2). Foster this mindset: either we both succeed or we both fail. Producers need to be strong advocates for both the agent and the carrier, ensuring that both parties win by having sustainably profitable operations.

This means being explicit and articulate about the agency's needs and what the agency needs more of (and less of) from the carrier, as well as explicitly asking what the carrier wants more of (and less of) from the agency.

3). Raise problems when they come up, rather than letting them fester.
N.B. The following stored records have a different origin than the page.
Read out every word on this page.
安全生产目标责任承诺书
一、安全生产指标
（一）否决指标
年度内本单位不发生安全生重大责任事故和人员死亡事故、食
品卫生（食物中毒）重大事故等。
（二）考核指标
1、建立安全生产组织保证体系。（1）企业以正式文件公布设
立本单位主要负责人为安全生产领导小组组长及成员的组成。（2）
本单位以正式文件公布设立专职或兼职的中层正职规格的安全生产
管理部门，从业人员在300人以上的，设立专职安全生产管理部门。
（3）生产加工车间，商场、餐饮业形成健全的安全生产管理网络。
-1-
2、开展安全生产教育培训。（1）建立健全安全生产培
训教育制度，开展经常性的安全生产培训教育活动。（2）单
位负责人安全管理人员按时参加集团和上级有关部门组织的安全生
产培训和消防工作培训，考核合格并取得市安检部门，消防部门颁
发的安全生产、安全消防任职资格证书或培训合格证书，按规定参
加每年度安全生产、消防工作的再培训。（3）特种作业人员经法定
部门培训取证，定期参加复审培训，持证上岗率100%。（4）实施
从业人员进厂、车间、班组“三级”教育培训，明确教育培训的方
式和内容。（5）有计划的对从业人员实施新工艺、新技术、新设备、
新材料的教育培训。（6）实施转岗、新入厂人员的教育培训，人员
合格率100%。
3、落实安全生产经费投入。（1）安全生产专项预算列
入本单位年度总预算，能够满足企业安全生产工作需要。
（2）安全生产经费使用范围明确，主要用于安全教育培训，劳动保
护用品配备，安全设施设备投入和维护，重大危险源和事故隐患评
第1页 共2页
Just as friends don't let friends drive drunk, business partners address conflicts rather than sweeping them under the rug.

o Provide education and coaching in required knowledge, skills and tools.

Building partnerships requires a host of interpersonal skills (such as listening and being persuasive), technical knowledge (such as knowledge of the carrier's products and technology) and collaboration skills (such as problem-solving).

To be effective, and for that effectiveness to increase over time, the agency needs to train and coach, and have regular opportunities to meet and discuss with carriers their successes and challenges in fostering partnerships.

o Model partnership behavior.

Actions speak louder than words. When agency principals demonstrate a partnership orientation in their dealings with peers and subordinates as well as carrier personnel, this has a powerful effect.

The impact of such modeling is further increased when the leaders make demonstrating these behaviors a public and explicit goal. Openly discussing partnership strategy, sharing business and operational concerns, asking for and offering assistance, and inviting challenge not only teach the desired behavior but also demonstrate what leaders expect from others in the agency.